Para chegar a essa conclusão, ele e seus colegas examinaram quatro conjuntos de dados diferentes que, entre eles, incluíam pontuações de QI, resultados de testes padronizados, notas e avaliações de personalidade de milhares de pessoas no Reino Unido, nos EUA e na Holanda. Alguns dos conjuntos de dados vêm de décadas de acompanhamentos das pessoas, com monitoramento não apenas da renda, mas dos registros criminais, do índice de massa corporal e da satisfação autorreportada com a vida.
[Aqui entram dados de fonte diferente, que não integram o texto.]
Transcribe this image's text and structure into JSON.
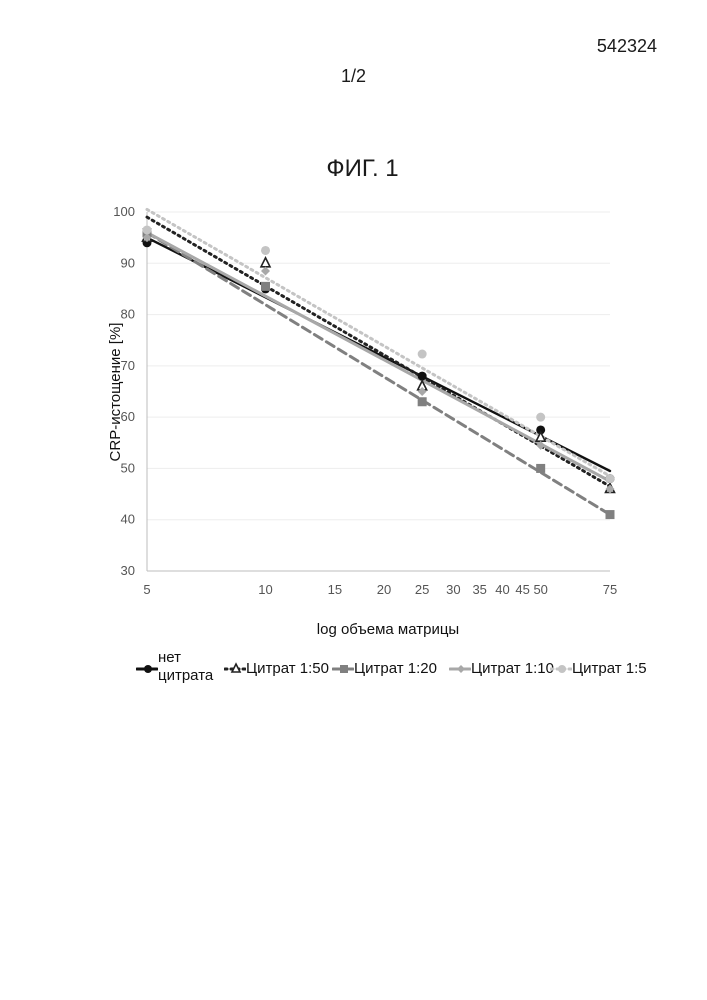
{
  "header": {
    "doc_number": "542324",
    "page_number": "1/2"
  },
  "figure": {
    "title": "ФИГ. 1"
  },
  "chart_data": {
    "type": "scatter",
    "title": "ФИГ. 1",
    "xlabel": "log объема матрицы",
    "ylabel": "CRP-истощение [%]",
    "x_scale": "log",
    "xlim": [
      5,
      75
    ],
    "ylim": [
      30,
      100
    ],
    "x_ticks": [
      5,
      10,
      15,
      20,
      25,
      30,
      35,
      40,
      45,
      50,
      75
    ],
    "x_tick_labels": [
      "5",
      "10",
      "15",
      "20",
      "25",
      "30",
      "35",
      "40",
      "45",
      "50",
      "75"
    ],
    "y_ticks": [
      30,
      40,
      50,
      60,
      70,
      80,
      90,
      100
    ],
    "grid": "horizontal",
    "legend_position": "bottom",
    "series": [
      {
        "name": "нет цитрата",
        "color": "#111111",
        "marker": "circle",
        "line_style": "solid",
        "x": [
          5,
          10,
          25,
          50,
          75
        ],
        "y": [
          94,
          85,
          68,
          57.5,
          48
        ],
        "trend": [
          [
            5,
            95
          ],
          [
            75,
            49.5
          ]
        ]
      },
      {
        "name": "Цитрат 1:50",
        "color": "#222222",
        "marker": "triangle",
        "line_style": "dotted",
        "x": [
          5,
          10,
          25,
          50,
          75
        ],
        "y": [
          95,
          90,
          66,
          56,
          46
        ],
        "trend": [
          [
            5,
            99
          ],
          [
            75,
            46.5
          ]
        ]
      },
      {
        "name": "Цитрат 1:20",
        "color": "#808080",
        "marker": "square",
        "line_style": "dashed",
        "x": [
          5,
          10,
          25,
          50,
          75
        ],
        "y": [
          96,
          85.5,
          63,
          50,
          41
        ],
        "trend": [
          [
            5,
            96
          ],
          [
            75,
            41
          ]
        ]
      },
      {
        "name": "Цитрат 1:10",
        "color": "#a8a8a8",
        "marker": "diamond",
        "line_style": "solid",
        "x": [
          5,
          10,
          25,
          50,
          75
        ],
        "y": [
          95,
          88.5,
          65,
          54.5,
          46
        ],
        "trend": [
          [
            5,
            96
          ],
          [
            75,
            47.5
          ]
        ]
      },
      {
        "name": "Цитрат 1:5",
        "color": "#c4c4c4",
        "marker": "circle",
        "line_style": "dotted",
        "x": [
          5,
          10,
          25,
          50,
          75
        ],
        "y": [
          96.5,
          92.5,
          72.3,
          60,
          48
        ],
        "trend": [
          [
            5,
            100.5
          ],
          [
            75,
            48.5
          ]
        ]
      }
    ]
  }
}
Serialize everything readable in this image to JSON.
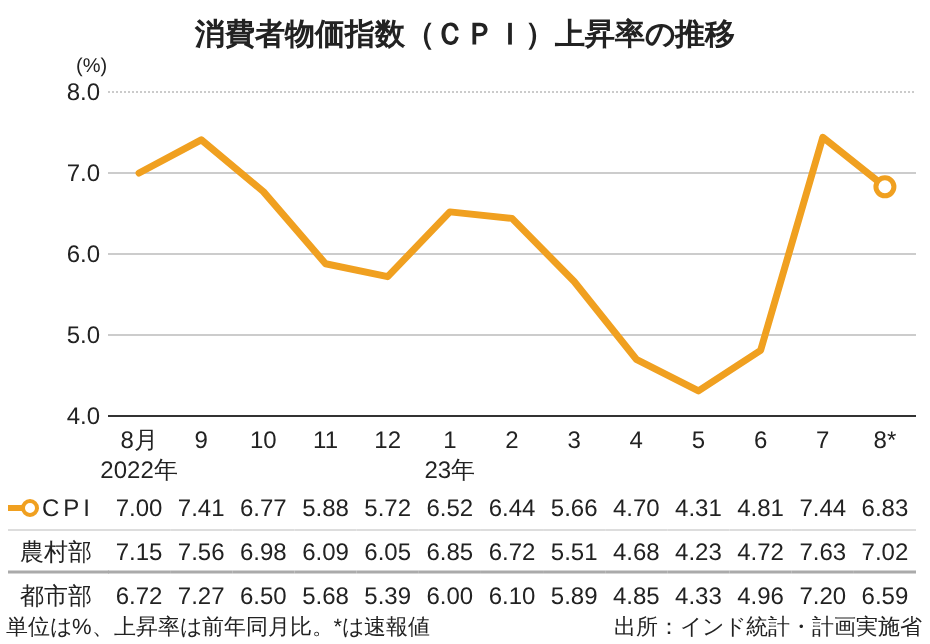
{
  "chart_data": [
    {
      "type": "line",
      "title": "消費者物価指数（ＣＰＩ）上昇率の推移",
      "ylabel": "(%)",
      "categories": [
        "8月\n2022年",
        "9",
        "10",
        "11",
        "12",
        "1\n23年",
        "2",
        "3",
        "4",
        "5",
        "6",
        "7",
        "8*"
      ],
      "ylim": [
        4.0,
        8.0
      ],
      "yticks": [
        {
          "value": 4,
          "label": "4.0"
        },
        {
          "value": 5,
          "label": "5.0"
        },
        {
          "value": 6,
          "label": "6.0"
        },
        {
          "value": 7,
          "label": "7.0"
        },
        {
          "value": 8,
          "label": "8.0"
        }
      ],
      "grid": "y",
      "legend": "bottom",
      "line_style": "solid",
      "series": [
        {
          "name": "CPI",
          "color": "#f0a020",
          "values": [
            7.0,
            7.41,
            6.77,
            5.88,
            5.72,
            6.52,
            6.44,
            5.66,
            4.7,
            4.31,
            4.81,
            7.44,
            6.83
          ]
        }
      ]
    },
    {
      "type": "heatmap",
      "categories": [
        null,
        null,
        null,
        null,
        null,
        null,
        null,
        null,
        null,
        null,
        null,
        null,
        null
      ],
      "y_categories": [
        null,
        "農村部",
        "都市部"
      ],
      "cells": [
        [
          7.0,
          7.41,
          6.77,
          5.88,
          5.72,
          6.52,
          6.44,
          5.66,
          4.7,
          4.31,
          4.81,
          7.44,
          6.83
        ],
        [
          7.15,
          7.56,
          6.98,
          6.09,
          6.05,
          6.85,
          6.72,
          5.51,
          4.68,
          4.23,
          4.72,
          7.63,
          7.02
        ],
        [
          6.72,
          7.27,
          6.5,
          5.68,
          5.39,
          6.0,
          6.1,
          5.89,
          4.85,
          4.33,
          4.96,
          7.2,
          6.59
        ]
      ],
      "cell_labels": [
        [
          "7.00",
          "7.41",
          "6.77",
          "5.88",
          "5.72",
          "6.52",
          "6.44",
          "5.66",
          "4.70",
          "4.31",
          "4.81",
          "7.44",
          "6.83"
        ],
        [
          "7.15",
          "7.56",
          "6.98",
          "6.09",
          "6.05",
          "6.85",
          "6.72",
          "5.51",
          "4.68",
          "4.23",
          "4.72",
          "7.63",
          "7.02"
        ],
        [
          "6.72",
          "7.27",
          "6.50",
          "5.68",
          "5.39",
          "6.00",
          "6.10",
          "5.89",
          "4.85",
          "4.33",
          "4.96",
          "7.20",
          "6.59"
        ]
      ],
      "annotations": [
        "単位は%、上昇率は前年同月比。*は速報値",
        "出所：インド統計・計画実施省"
      ]
    }
  ]
}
O estudo descobriu que as notas e os resultados dos testes de desempenho eram indicadores notavelmente melhores do sucesso adulto do que as pontuações brutas de QI. Isso pode parecer surpreendente — afinal, eles não medem a mesma coisa? Não exatamente. As notas refletem não apenas a inteligência, mas também o que Heckman chama de “habilidades não cognitivas”, como perseverança, bons hábitos de estudo e a capacidade de colaborar — ou seja,conscienciosidade. Em menor extensão, o mesmo vale para as pontuações dos testes. A personalidade conta.

Heckman, que dividiu um prêmio Nobel em 2000 e é fundador do Centro da Economia do Desenvolvimento Humano da Universidade de Chicago acredita que o sucesso depende não apenas da capacidade nata, mas também de habilidades que podem ser ensinadas. Sua pesquisa sugere que intervenções feitas na infância podem ser úteis e que a conscienciosidade é mais maleável do que o QI. A abertura — uma característica mais ampla que inclui a curiosidade — também está conectada às pontuações e às notas do teste.

O QI ainda é importante, claro. Uma pessoa com um QI de 70 não será capaz de executar tarefas fáceis para uma pessoa com um QI de 190. Mas Heckman afirma que muitas pessoas não conseguem entrar no mercado de trabalho por não possuírem habilidades que não são medidas nos testes de inteligência. Elas não entendem como agir com cortesia nas entrevistas de trabalho. É possível que se apresentem atrasadas ou não saibam se vestir apropriadamente. Ou que, já empregadas, deixem claro que não farão nada mais do que o mínimo, com sorte.

John Eric Humphries, coautor do estudo, diz esperar que seu trabalho possa ajudar a esclarecer a complicada e muitas vezes mal compreendida noção de capacidade. Até mesmo os testes de QI, que foram desenvolvidos para avaliar as capacidades natas de resolução de problemas, parecem medir algo mais do que a simples inteligência. Em um estudo de 2011, a psicóloga da Universidade da Pensilvânia Angela Duckworth descobriu que as pontuações de QI também refletiam a motivação e o esforço dos participantes do teste. Crianças diligentes e motivadas trabalharão mais duramente para responder a perguntas difíceis do que outras igualmente inteligentes, porém mais preguiçosas.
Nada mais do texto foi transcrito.